KABARKALIMANTAN1, Palangka Raya – Ketua Komisi II DPRD Kalimantan Tengah, Siti Nafsiah, menegaskan bahwa rancangan peraturan daerah (Raperda) yang tengah dibahas bersama Pemerintah Provinsi Kalteng memiliki ruang lingkup yang jauh lebih luas daripada sekadar soal Izin Pertambangan Rakyat (IPR).

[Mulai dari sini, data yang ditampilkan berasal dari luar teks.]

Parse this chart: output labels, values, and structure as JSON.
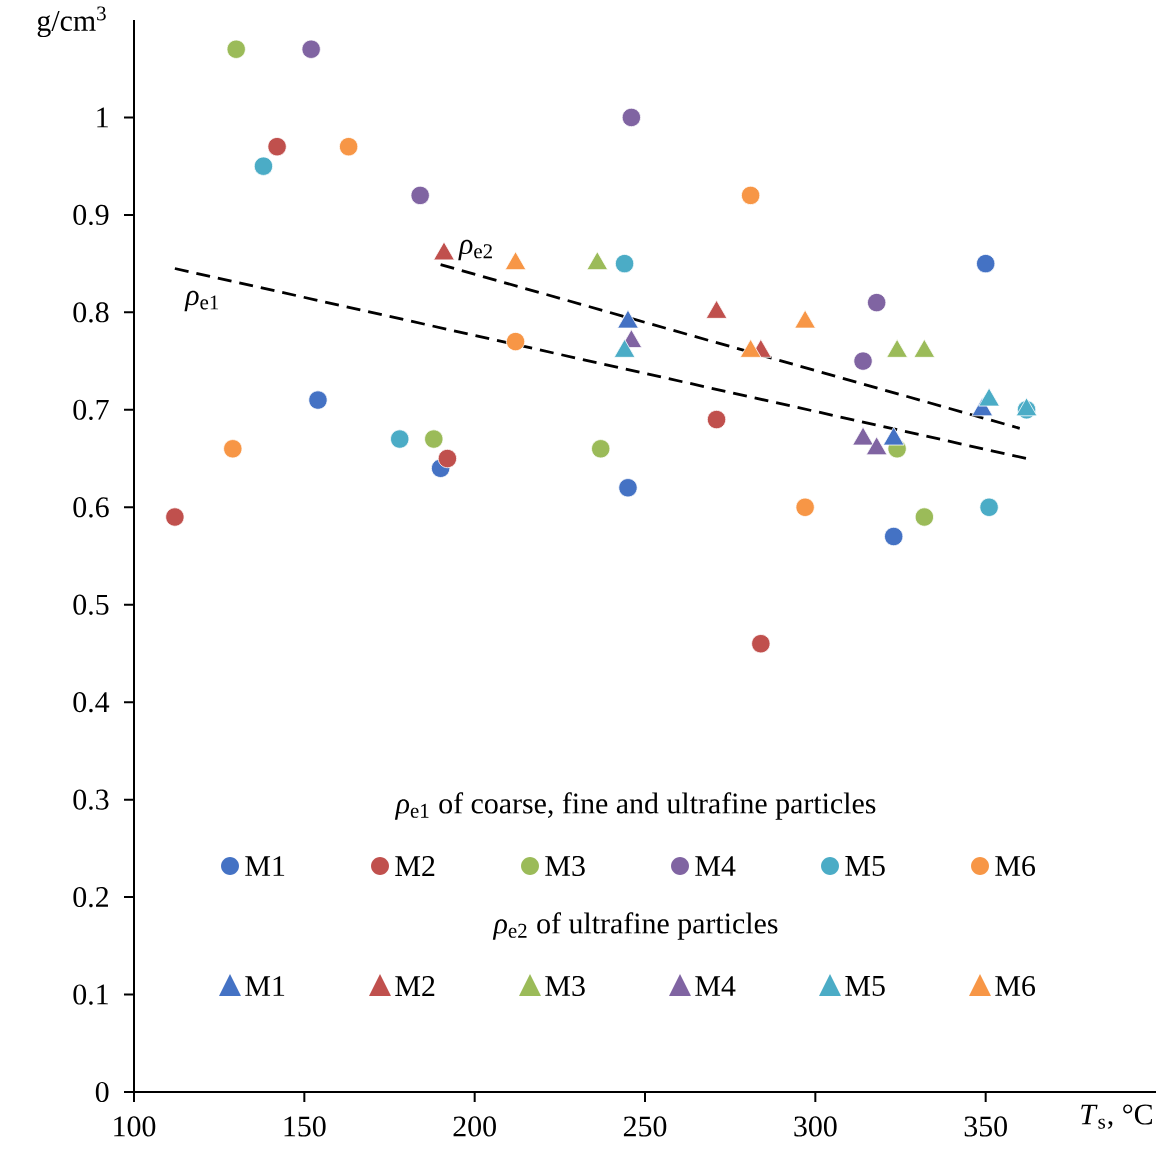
{
  "chart_data": {
    "type": "scatter",
    "xlabel": "*T*$_{s}$, °C",
    "ylabel": "g/cm$^{3}$",
    "xlim": [
      100,
      400
    ],
    "ylim": [
      0,
      1.1
    ],
    "xticks": [
      100,
      150,
      200,
      250,
      300,
      350
    ],
    "yticks": [
      0,
      0.1,
      0.2,
      0.3,
      0.4,
      0.5,
      0.6,
      0.7,
      0.8,
      0.9,
      1
    ],
    "grid": false,
    "legend": "bottom",
    "annotations": [
      "*ρ*$_{e1}$ of coarse, fine and ultrafine particles",
      "*ρ*$_{e2}$ of ultrafine particles"
    ],
    "series": [
      {
        "name": "M1",
        "color": "#4472c4",
        "marker": "circle",
        "x": [
          154,
          190,
          245,
          323,
          350
        ],
        "values": [
          0.71,
          0.64,
          0.62,
          0.57,
          0.85
        ]
      },
      {
        "name": "M2",
        "color": "#c0504d",
        "marker": "circle",
        "x": [
          112,
          142,
          192,
          271,
          284
        ],
        "values": [
          0.59,
          0.97,
          0.65,
          0.69,
          0.46
        ]
      },
      {
        "name": "M3",
        "color": "#9bbb59",
        "marker": "circle",
        "x": [
          130,
          188,
          237,
          324,
          332
        ],
        "values": [
          1.07,
          0.67,
          0.66,
          0.66,
          0.59
        ]
      },
      {
        "name": "M4",
        "color": "#8064a2",
        "marker": "circle",
        "x": [
          152,
          184,
          246,
          314,
          318
        ],
        "values": [
          1.07,
          0.92,
          1.0,
          0.75,
          0.81
        ]
      },
      {
        "name": "M5",
        "color": "#4bacc6",
        "marker": "circle",
        "x": [
          138,
          178,
          244,
          351,
          362
        ],
        "values": [
          0.95,
          0.67,
          0.85,
          0.6,
          0.7
        ]
      },
      {
        "name": "M6",
        "color": "#f79646",
        "marker": "circle",
        "x": [
          129,
          163,
          212,
          281,
          297
        ],
        "values": [
          0.66,
          0.97,
          0.77,
          0.92,
          0.6
        ]
      },
      {
        "name": "M1",
        "color": "#4472c4",
        "marker": "triangle",
        "x": [
          245,
          323,
          349
        ],
        "values": [
          0.79,
          0.67,
          0.7
        ]
      },
      {
        "name": "M2",
        "color": "#c0504d",
        "marker": "triangle",
        "x": [
          191,
          271,
          284
        ],
        "values": [
          0.86,
          0.8,
          0.76
        ]
      },
      {
        "name": "M3",
        "color": "#9bbb59",
        "marker": "triangle",
        "x": [
          236,
          324,
          332
        ],
        "values": [
          0.85,
          0.76,
          0.76
        ]
      },
      {
        "name": "M4",
        "color": "#8064a2",
        "marker": "triangle",
        "x": [
          246,
          314,
          318
        ],
        "values": [
          0.77,
          0.67,
          0.66
        ]
      },
      {
        "name": "M5",
        "color": "#4bacc6",
        "marker": "triangle",
        "x": [
          244,
          351,
          362
        ],
        "values": [
          0.76,
          0.71,
          0.7
        ]
      },
      {
        "name": "M6",
        "color": "#f79646",
        "marker": "triangle",
        "x": [
          212,
          281,
          297
        ],
        "values": [
          0.85,
          0.76,
          0.79
        ]
      },
      {
        "type": "line",
        "name": "*ρ*$_{e1}$",
        "color": "#000000",
        "line_style": "dashed",
        "marker": "none",
        "x": [
          112,
          362
        ],
        "values": [
          0.845,
          0.65
        ]
      },
      {
        "type": "line",
        "name": "*ρ*$_{e2}$",
        "color": "#000000",
        "line_style": "dashed",
        "marker": "none",
        "x": [
          190,
          360
        ],
        "values": [
          0.849,
          0.681
        ]
      }
    ]
  }
}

Menurutnya, persepsi sebagian pihak yang menganggap raperda hanya berfokus pada IPR perlu diluruskan. “Regulasi ini mengatur keseluruhan mekanisme pengelolaan pertambangan di daerah, bukan hanya IPR,” ujarnya di Palangka Raya, Kamis (16/10/2025)
Saat ini DPRD dan pemerintah provinsi sedang membahas Raperda tentang Pengelolaan Pertambangan Mineral Bukan Logam, Mineral Bukan Logam Jenis Tertentu, dan Batuan (MBLB). Regulasi tersebut disusun sebagai tindak lanjut pendelegasian kewenangan dari pemerintah pusat melalui Peraturan Presiden Nomor 55 Tahun 2022.
Siti menjelaskan bahwa raperda tersebut memuat pengaturan mengenai izin usaha pertambangan, termasuk Izin Usaha Pertambangan (IUP), Surat Izin Penambangan Batuan (SIPB), hingga pembinaan dan pengawasan aktivitas pertambangan rakyat. IPR tetap bagian dari substansi, namun bukan satu-satunya fokus.
“DPRD memandang raperda ini penting untuk memberikan kepastian hukum bagi seluruh pelaku usaha pertambangan, baik perusahaan besar maupun penambang rakyat,” katanya.
Terkait wacana penetapan Wilayah Pertambangan Rakyat (WPR) seluas 35.000 hektare, Siti menilai langkah tersebut menunjukkan keberpihakan pemerintah daerah terhadap kebutuhan masyarakat. Namun ia menegaskan, kewenangan penetapan WPR sepenuhnya berada di pemerintah pusat melalui Kementerian ESDM RI.
“Pemerintah provinsi hanya mengusulkan dan melakukan pembinaan. Penetapan tetap wewenang kementerian,” jelasnya.
DPRD juga memberi perhatian pada harmonisasi isi raperda agar sejalan dengan kebijakan nasional, terutama menyangkut kewenangan dan perlindungan lingkungan hidup. Siti memastikan proses pembahasan dilakukan secara cermat agar tidak bertentangan dengan regulasi di atasnya.
Ia menambahkan, raperda ini diharapkan menjadi kerangka hukum yang kuat dalam tata kelola pertambangan di Kalimantan Tengah. Selain aspek perizinan dan pengawasan, regulasi tersebut diharapkan mampu mendorong praktik pertambangan yang berkelanjutan dan memberi manfaat ekonomi bagi masyarakat sekitar.
“Tujuan akhirnya adalah mewujudkan sektor pertambangan yang tertib, transparan, berkeadilan, dan memberikan kontribusi nyata bagi pembangunan daerah,” tegas Siti.
Dengan raperda ini, DPRD Kalteng ingin memastikan pengelolaan sumber daya alam dilakukan secara profesional, bertanggung jawab, dan tetap menjaga keberlanjutan lingkungan.